Yoga encourages practitioners to tap into inner wisdom, and has the potential to replace a dependency on external validation, such as a scale, by supporting a more internal relationship of trust and gratitude for the body. There are times, however, when yoga can be misused to support the eating disorder rather than recovery. For instance, the asana (physical) practice can become another form of overexercise and a way to continue ignoring the body. If a person is medically unstable or severely underweight, a physical yoga practice can be dangerous and even life threatening. Furthermore, 30% of people with eating disorders are believed to also have a trauma history, and may report feeling increased anxiety levels when asked to connect to, and feel, their body.

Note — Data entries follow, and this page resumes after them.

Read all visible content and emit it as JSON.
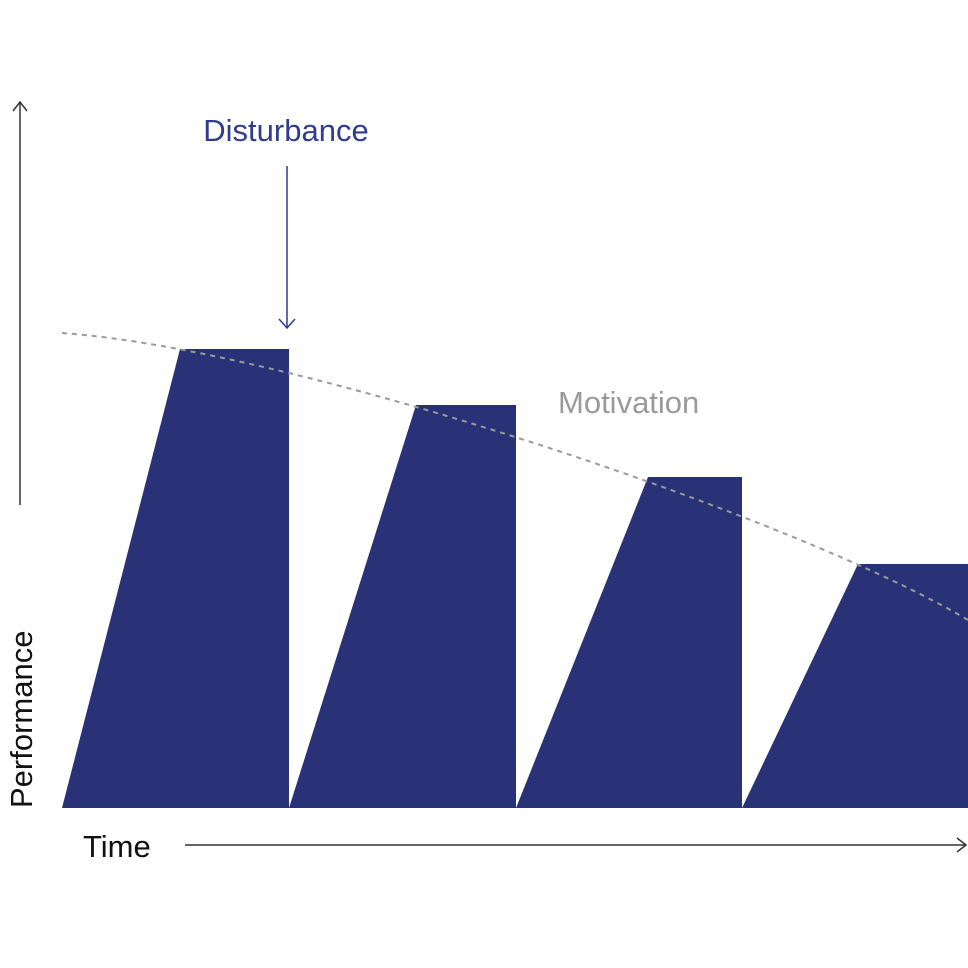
{
  "colors": {
    "blocks": "#2a3277",
    "disturbance": "#2f3c8f",
    "motivation": "#9a9a9a",
    "axis": "#333333",
    "text": "#111111"
  },
  "labels": {
    "y_axis": "Performance",
    "x_axis": "Time",
    "disturbance": "Disturbance",
    "motivation": "Motivation"
  },
  "blocks": {
    "count": 4,
    "pattern": "performance rises to a peak, holds, then drops to zero at each disturbance",
    "peak_levels_relative": [
      1.0,
      0.88,
      0.72,
      0.53
    ]
  },
  "motivation_curve": {
    "style": "dashed",
    "trend": "declining"
  }
}
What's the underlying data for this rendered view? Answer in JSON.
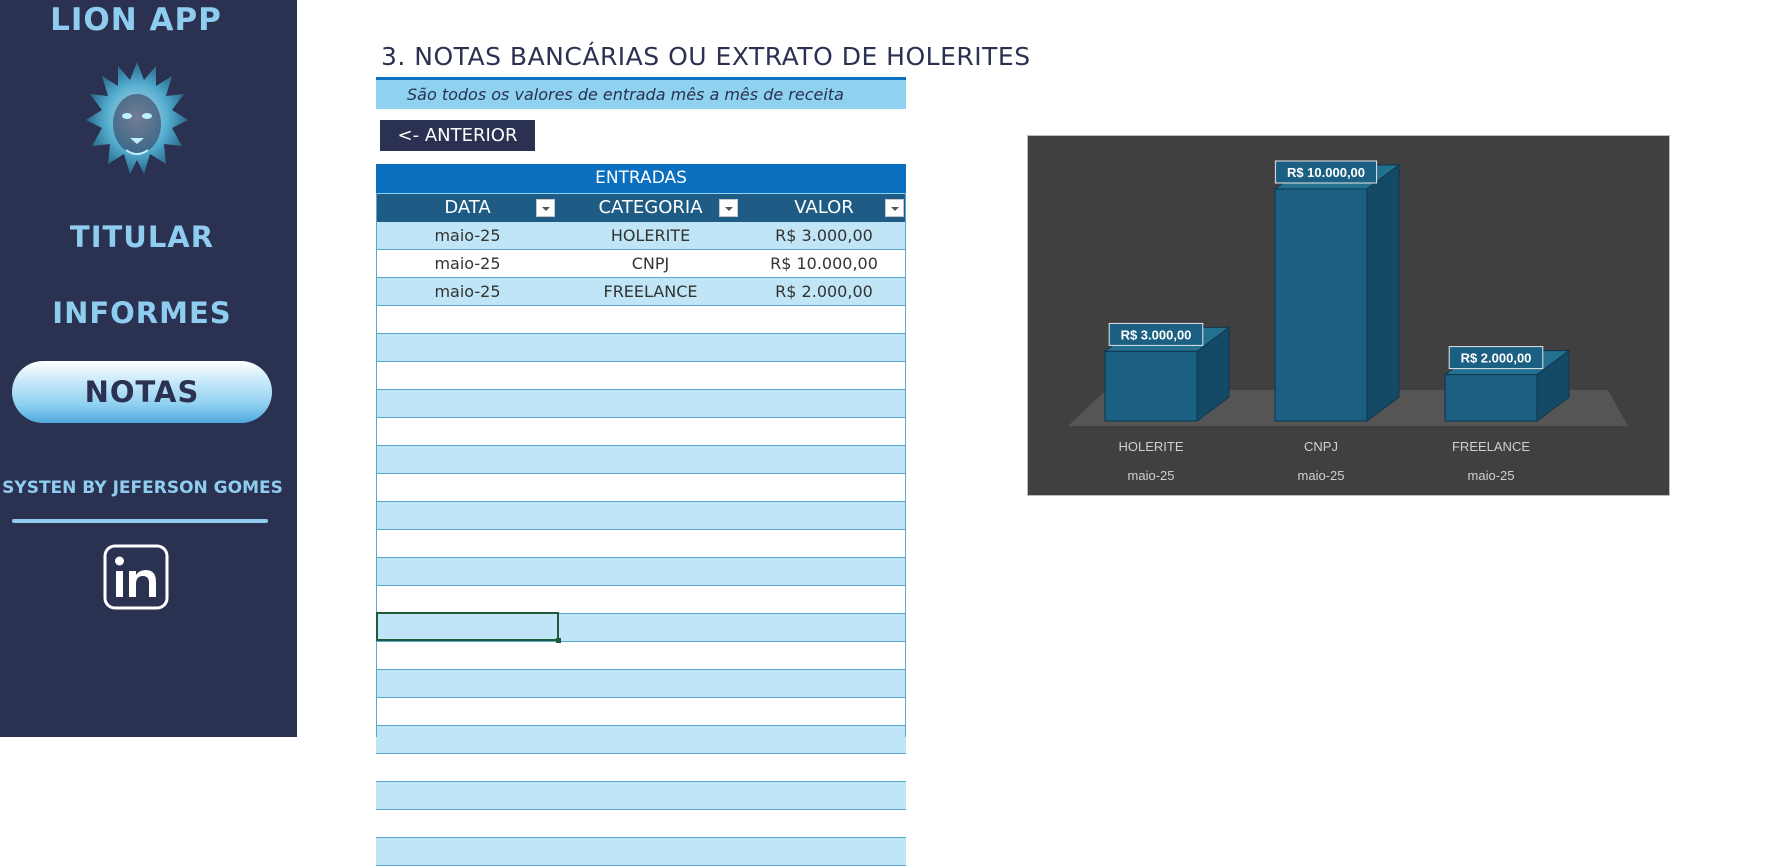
{
  "sidebar": {
    "app_title": "LION APP",
    "nav": {
      "titular": "TITULAR",
      "informes": "INFORMES",
      "notas": "NOTAS"
    },
    "credit": "SYSTEN BY JEFERSON GOMES",
    "logo_icon": "lion-logo-icon",
    "social_icon": "linkedin-icon"
  },
  "header": {
    "title": "3. NOTAS BANCÁRIAS OU EXTRATO DE HOLERITES",
    "subtitle": "São todos os valores de entrada mês a mês de receita",
    "back_button": "<- ANTERIOR"
  },
  "table": {
    "caption": "ENTRADAS",
    "columns": [
      "DATA",
      "CATEGORIA",
      "VALOR"
    ],
    "rows": [
      [
        "maio-25",
        "HOLERITE",
        "R$ 3.000,00"
      ],
      [
        "maio-25",
        "CNPJ",
        "R$ 10.000,00"
      ],
      [
        "maio-25",
        "FREELANCE",
        "R$ 2.000,00"
      ]
    ]
  },
  "chart_data": {
    "type": "bar",
    "categories": [
      "HOLERITE",
      "CNPJ",
      "FREELANCE"
    ],
    "subcategories": [
      "maio-25",
      "maio-25",
      "maio-25"
    ],
    "values": [
      3000,
      10000,
      2000
    ],
    "data_labels": [
      "R$ 3.000,00",
      "R$ 10.000,00",
      "R$ 2.000,00"
    ],
    "ylim": [
      0,
      10000
    ],
    "grid": false,
    "legend": "none",
    "colors": {
      "bar": "#1b5f82",
      "background": "#404040"
    }
  }
}
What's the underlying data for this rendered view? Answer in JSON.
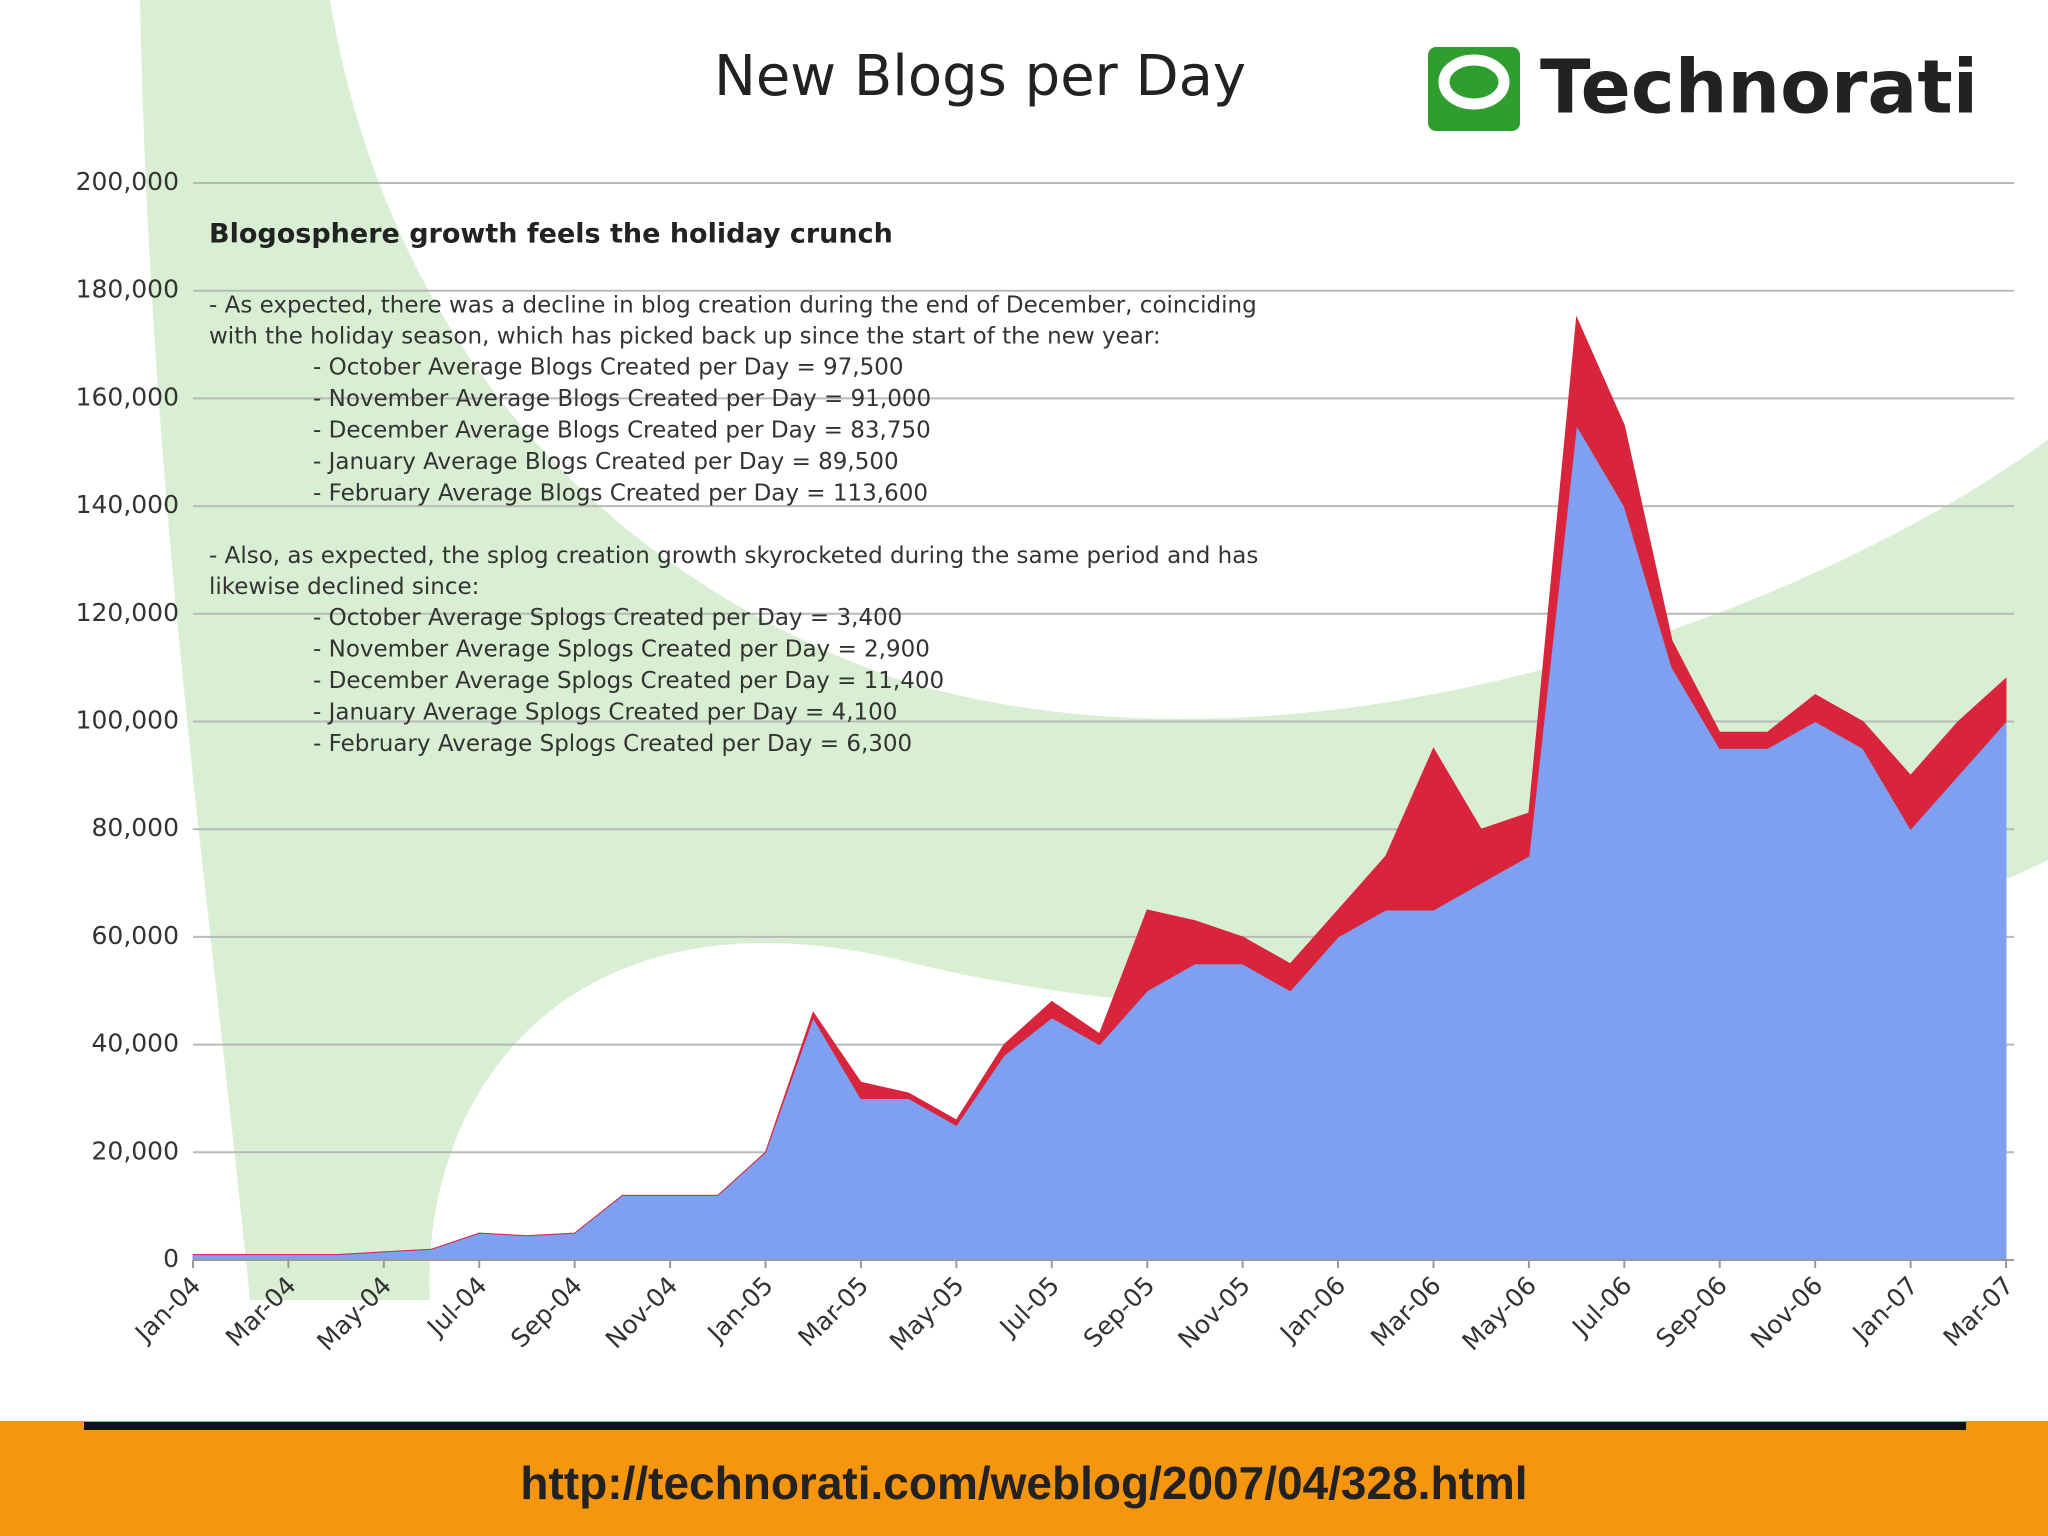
{
  "header": {
    "logo": "Technorati"
  },
  "chart_data": {
    "type": "area",
    "title": "New Blogs per Day",
    "stacked": true,
    "categories": [
      "Jan-04",
      null,
      "Mar-04",
      null,
      "May-04",
      null,
      "Jul-04",
      null,
      "Sep-04",
      null,
      "Nov-04",
      null,
      "Jan-05",
      null,
      "Mar-05",
      null,
      "May-05",
      null,
      "Jul-05",
      null,
      "Sep-05",
      null,
      "Nov-05",
      null,
      "Jan-06",
      null,
      "Mar-06",
      null,
      "May-06",
      null,
      "Jul-06",
      null,
      "Sep-06",
      null,
      "Nov-06",
      null,
      "Jan-07",
      null,
      "Mar-07"
    ],
    "series": [
      {
        "color": "#7f9ff0",
        "values": [
          1000,
          1000,
          1000,
          1000,
          1500,
          2000,
          5000,
          4500,
          5000,
          12000,
          12000,
          12000,
          20000,
          45000,
          30000,
          30000,
          25000,
          38000,
          45000,
          40000,
          50000,
          55000,
          55000,
          50000,
          60000,
          65000,
          65000,
          70000,
          75000,
          155000,
          140000,
          110000,
          95000,
          95000,
          100000,
          95000,
          80000,
          90000,
          100000
        ]
      },
      {
        "color": "#d8253c",
        "values": [
          0,
          0,
          0,
          0,
          0,
          0,
          0,
          0,
          0,
          0,
          0,
          0,
          0,
          1000,
          3000,
          1000,
          1000,
          2000,
          3000,
          2000,
          15000,
          8000,
          5000,
          5000,
          5000,
          10000,
          30000,
          10000,
          8000,
          20000,
          15000,
          5000,
          3000,
          3000,
          5000,
          5000,
          10000,
          10000,
          8000
        ]
      }
    ],
    "ylim": [
      0,
      200000
    ],
    "yticks": [
      0,
      {
        "value": 20000,
        "label": "20,000"
      },
      {
        "value": 40000,
        "label": "40,000"
      },
      {
        "value": 60000,
        "label": "60,000"
      },
      {
        "value": 80000,
        "label": "80,000"
      },
      {
        "value": 100000,
        "label": "100,000"
      },
      {
        "value": 120000,
        "label": "120,000"
      },
      {
        "value": 140000,
        "label": "140,000"
      },
      {
        "value": 160000,
        "label": "160,000"
      },
      {
        "value": 180000,
        "label": "180,000"
      },
      {
        "value": 200000,
        "label": "200,000"
      }
    ],
    "grid": true,
    "annotation_title": "Blogosphere growth feels the holiday crunch",
    "annotations": [
      {
        "intro": [
          "- As expected, there was a decline in blog creation during the end of December, coinciding",
          "with the holiday season, which has picked back up since the start of the new year:"
        ],
        "items": [
          "- October Average Blogs Created per Day = 97,500",
          "- November Average Blogs Created per Day = 91,000",
          "- December Average Blogs Created per Day = 83,750",
          "- January Average Blogs Created per Day = 89,500",
          "- February Average Blogs Created per Day = 113,600"
        ]
      },
      {
        "intro": [
          "- Also, as expected, the splog creation growth skyrocketed during the same period and has",
          "likewise declined since:"
        ],
        "items": [
          "- October Average Splogs Created per Day = 3,400",
          "- November Average Splogs Created per Day = 2,900",
          "- December Average Splogs Created per Day = 11,400",
          "- January Average Splogs Created per Day = 4,100",
          "- February Average Splogs Created per Day = 6,300"
        ]
      }
    ]
  },
  "footer": {
    "url": "http://technorati.com/weblog/2007/04/328.html"
  }
}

Related: How Yoga Helped Me Overcome Trauma and Abuse

In order to support the healing aspects of yoga, it is important to create a safe, non-competitive environment that focuses on compassion and self-acceptance. “Edge” is yet another powerful tool yoga therapists use to help practitioners explore how to set healthy boundaries and tolerate low levels of stress and discomfort. In Phoenix Rising Yoga Therapy, an experiential therapy method I teach that integrates yoga, breath-work, and introspection, an “edge” is often described as a place that’s not too little or not too much, where something of interest is happening. Exploring edge in asana practice can support crucial aspects of eating disorder recovery such as tolerating fullness. For instance, when someone undergoing re-feeding feels uncomfortably full, as is often the case for someone who needs to gain weight in recovery, this sensation can trigger the urge to use eating disorder behaviors such as purging or restricting to compensate for food intake. By learning to stay with discomfort and find breath during yoga, a recovering person can also learn to find breath in the discomfort of fullness, and thus allow the body to undergo its natural processes without compensating.

Similarly, exploring edge allows for a healthier way to relate with hunger. Oftentimes when hunger signals return, someone who is used to ignoring hunger will feel confused and angry with his or her body. Edge can be a tool to create enough space to observe what is happening, soften judgment, and eventually allow for more acceptance of the body’s needs. Beyond the physical, practicing edge can be a means to practice speaking truth. For those with low self-esteem, an eating disorder can become an unhealthy method of communication, and therefore part of their recovery process requires learning how to express even when it feels uncomfortable.

Yoga also provides us with the ability to look at transitions as metaphor. People who struggle with eating issues often have a very difficult time with flexibility and change. Calling attention to the physical experience of moving through postures is one way to cultivate awareness about our relationship to transitions off the yoga mat. Bringing yoga into eating disorder recovery is a way to access memories, messages, and wisdom stored in the body that are not always accessible in more traditional forms of talk therapy. The ultimate goal of recovery is in fact yoga: re-connecting and integrating all parts of the self to live a more intuitive, peaceful, and soulful life.